Week 1
18th May - 24th May , 2020
Work done
- By making a few changes in mlpack’s Q_learning implementation, was able to get the Q_learning agent train on mlpack’s implementation, and then run on a gym environment with visual rendering using https://github.com/zoq/gym_tcp_api.
- After discussion with mentors and tuning hyperparameters, was able to finally ‘solve’ cartpole environment, by achieving avg >195 reward for 100 consecutive episodes.
- Completed a skeleton layout of the Dueling network.
- Gave a read to the Noisy-Network paper, then added the layout for Noisy Layer, to be used in NoisyDQN implementation.
- Did some matrix calculus, in order to better understand gradient flow in nn, especially for branched networks.

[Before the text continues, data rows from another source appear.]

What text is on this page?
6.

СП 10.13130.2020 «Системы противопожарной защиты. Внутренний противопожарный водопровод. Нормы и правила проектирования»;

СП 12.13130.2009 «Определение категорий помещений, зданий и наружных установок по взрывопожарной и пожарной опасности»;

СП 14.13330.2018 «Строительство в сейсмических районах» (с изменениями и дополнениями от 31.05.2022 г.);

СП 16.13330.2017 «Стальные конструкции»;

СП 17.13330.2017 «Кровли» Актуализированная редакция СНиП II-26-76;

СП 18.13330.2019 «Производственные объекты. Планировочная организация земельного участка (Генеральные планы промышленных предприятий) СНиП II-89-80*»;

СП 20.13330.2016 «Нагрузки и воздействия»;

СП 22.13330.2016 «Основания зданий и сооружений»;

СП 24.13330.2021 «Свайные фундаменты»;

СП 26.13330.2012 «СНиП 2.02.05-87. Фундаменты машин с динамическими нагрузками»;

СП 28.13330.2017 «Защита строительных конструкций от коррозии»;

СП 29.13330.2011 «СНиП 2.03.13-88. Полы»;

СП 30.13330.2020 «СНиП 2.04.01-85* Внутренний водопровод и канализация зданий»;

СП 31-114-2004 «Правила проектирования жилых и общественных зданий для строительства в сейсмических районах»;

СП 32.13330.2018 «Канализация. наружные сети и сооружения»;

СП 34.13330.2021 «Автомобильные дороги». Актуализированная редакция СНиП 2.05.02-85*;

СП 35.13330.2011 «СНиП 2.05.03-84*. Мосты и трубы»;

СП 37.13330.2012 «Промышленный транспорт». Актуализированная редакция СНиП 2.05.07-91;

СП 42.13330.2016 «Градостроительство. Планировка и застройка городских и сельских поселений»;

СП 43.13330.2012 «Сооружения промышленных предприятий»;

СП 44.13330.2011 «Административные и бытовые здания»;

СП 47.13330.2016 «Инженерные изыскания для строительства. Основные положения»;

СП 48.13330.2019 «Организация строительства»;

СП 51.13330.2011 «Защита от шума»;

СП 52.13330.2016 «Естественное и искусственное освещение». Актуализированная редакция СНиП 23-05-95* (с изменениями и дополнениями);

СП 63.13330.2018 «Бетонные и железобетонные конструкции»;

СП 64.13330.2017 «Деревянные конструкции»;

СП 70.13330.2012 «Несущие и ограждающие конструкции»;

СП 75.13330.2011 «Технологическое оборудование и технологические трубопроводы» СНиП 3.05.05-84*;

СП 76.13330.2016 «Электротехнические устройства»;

- Dueling requires the network to be branched, so I thought by passing gradients, it could be done easily. Turns out, gradients we receive from one network are not in the format expected by the other network. link :(
- finally after getting some help from @zoq, @kartikdutt18 and @favre49, found a way to branch off the network without having to manually deal with gradients, using Sequential to create the advantage and value networks, and concat to merge them, and add to the feature network.
I’d Like to share :)
Just before begining with GSoC work, I installed Ubuntu’20 (which I found to be so much better than 16.04!). And after the recent boost of additional 8gb RAM, I really enjoy working on my setup. :)
Also, instead of music, this week I’d like to suggest ‘Kurzgesagt – In a Nutshell’, an educational channel on YouTube, who’s videos are a delight to watch!
Thanks for reading!